Hello there once again
I have a question about the polycount etc.
TL/DR: Do static meshes have a max amout of Polygons and take a bite out of my performance or is the polycount totally irrelavent for static meshes?
Working as an ArchViz guy with Vray and C4D, I hardly ever truly cared about the amout of polygons… because Vray doesn’t care how many there are, more about alpha channels than anything else in my experience…
But with game engines I believe this to be different…
Now I have a couple of high poly assets… for example a simple lamp with 16k polygons… which is admittedly excessive. Do I need to, it being a static mesh that does not move or do anything in game except look good, have to retopologize it and make a low poly version of it or can I simply import it and stop caring about it?
Or does it take a huge bite out of my performance and/or make it impossible to package for IOS or other mobile devices?
I cannot really find anything about polycount etc in the manual (maybe I am just overlooking it but I don’t think so…?)
Polycount is never irrelevant in any situation, it does affect performance but these days you can get away with much more than you could before.
You always make Low-Poly (I prefer Game-Ready) versions of your meshes, there’s never really any exception to that in a game engine. A 16K lamp is insane overkill, but of course it all depends on your scene, how close you want the camera to get to said lamp. Honestly, there’s no right or wrong answer that applies to every situation. 16K lamp will never render on mobile. Hell it’ll probably burn to a crisp in your hands. Mobile is still heavily focused on low-resolution art assets.
Okay… was afraid so… Thanks! Back to modelling it is then …

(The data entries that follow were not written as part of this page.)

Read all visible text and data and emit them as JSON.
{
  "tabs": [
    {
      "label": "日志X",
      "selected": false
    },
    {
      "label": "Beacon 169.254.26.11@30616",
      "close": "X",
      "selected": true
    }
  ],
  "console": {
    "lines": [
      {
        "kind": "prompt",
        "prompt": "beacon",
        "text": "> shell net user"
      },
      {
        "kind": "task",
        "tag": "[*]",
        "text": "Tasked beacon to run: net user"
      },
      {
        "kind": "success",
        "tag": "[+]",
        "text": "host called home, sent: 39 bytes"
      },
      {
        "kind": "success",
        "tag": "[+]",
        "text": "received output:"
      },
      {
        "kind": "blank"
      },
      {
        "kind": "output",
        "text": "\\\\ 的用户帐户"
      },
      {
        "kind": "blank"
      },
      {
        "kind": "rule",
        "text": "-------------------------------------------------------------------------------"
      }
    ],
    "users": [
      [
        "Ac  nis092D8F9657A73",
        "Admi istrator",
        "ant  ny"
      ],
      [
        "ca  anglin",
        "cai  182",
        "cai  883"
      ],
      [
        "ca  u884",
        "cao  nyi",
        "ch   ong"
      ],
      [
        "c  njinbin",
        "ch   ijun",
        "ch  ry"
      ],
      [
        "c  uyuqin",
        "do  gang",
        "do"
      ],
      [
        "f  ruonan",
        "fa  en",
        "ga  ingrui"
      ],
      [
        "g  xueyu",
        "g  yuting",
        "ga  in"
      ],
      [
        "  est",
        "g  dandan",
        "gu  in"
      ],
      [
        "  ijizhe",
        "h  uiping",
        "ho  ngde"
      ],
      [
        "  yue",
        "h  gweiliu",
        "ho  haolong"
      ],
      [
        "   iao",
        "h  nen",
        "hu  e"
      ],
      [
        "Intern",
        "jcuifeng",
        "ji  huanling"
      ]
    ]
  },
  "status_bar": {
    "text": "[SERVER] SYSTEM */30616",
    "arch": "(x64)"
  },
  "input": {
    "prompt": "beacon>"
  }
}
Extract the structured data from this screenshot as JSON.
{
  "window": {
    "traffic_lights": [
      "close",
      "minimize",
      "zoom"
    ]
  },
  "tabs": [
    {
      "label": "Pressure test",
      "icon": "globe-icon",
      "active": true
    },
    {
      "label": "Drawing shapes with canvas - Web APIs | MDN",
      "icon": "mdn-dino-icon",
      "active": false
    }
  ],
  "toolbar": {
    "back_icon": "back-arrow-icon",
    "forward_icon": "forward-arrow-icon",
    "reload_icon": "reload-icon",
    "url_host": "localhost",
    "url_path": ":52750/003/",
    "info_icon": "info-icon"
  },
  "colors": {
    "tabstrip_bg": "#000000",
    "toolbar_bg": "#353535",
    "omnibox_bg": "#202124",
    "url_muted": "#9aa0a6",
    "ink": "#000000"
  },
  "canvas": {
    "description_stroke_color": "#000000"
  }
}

Like TheJamsh said, poly count is never irrelevant, but it’s far from the biggest bottleneck in rendering. Poly count is definitely a huge concern with skeletal meshes, but static meshes can usually get away with a whole bunch. The biggest bottleneck in rendering static meshes is with lighting and post-processes. A flat static mesh will render faster than say, a tree with a million polys and individual bark reliefs, but that’s not really because of the number of polygons directly - it’s more about the fact that lighting and pixel-space effects have to account for all of those contours while you’re rotating the camera.
Going flat and unlit with no post-effects will get you the most gains.
Yeah, the engine can handle a pretty high poly count–ultimately though you want to reduce that number as much as possible. I think games these days can end up with something like 1 million tris on screen regularly so it’s got quite a bit of capability.
Crysis had 2 million onscreen and that was ages ago.
Poly count is certainly less of an issue than it was a few years ago, but it still makes a performance difference. While the engine can handle a pretty high polycount (65535 tris for a static mesh iirc) I would definitely try to optimize each mesh as much as possible. For instance, depending on the type of lamp 500-1000 tri should provide enough detail for a desktop game. For mobile I would go with no more than 350-500, although admittedly I am no expert on mobile performance. In terms of on-screen polycount, Crysis is not the greatest role model to follow. For desktop, less than half that will get you fantastic results. For mobile, shoot for much much less.
Just remember; anyone can make a scene look good with enough polygons, it takes skill to know how few you can get by with.
that limit no longer exists (hasn’t for quite a while), I test imported a model with around 1,000,000 tris ages ago and it was fine although it took a very long time to import. cant remember if there is a limit anymore.
First off I want to say I think this is a great thread with some very helpful information!
The biggest takeaway here should be that optimizing a mesh for performance is key no matter what generation of software you are on. Just because a target device/system can handle the extra overhead it doesn’t mean you should be wasteful.
As Smokey13 mentioned there was a hard of 65535k for UE3/UDK this is no longer the case. The only real hard limit for tri count is your hardware at this point. However, if you’re targeting Mobile there is a limit on how many tris can be visible on screen at a given point; less than 500k for any view.
This is taken from our documentation for Mobile Performance guidelines:https://docs.unrealengine.com/latest/INT/Platforms/Mobile/Performance/index.html
For general development here are some good performance guidelines broken down for Art and Level Designers: https://docs.unrealengine.com/latest/INT/Engine/Performance/Guidelines/index.html
Whether you choose to use these guidelines or not there is some really helpful information that can help.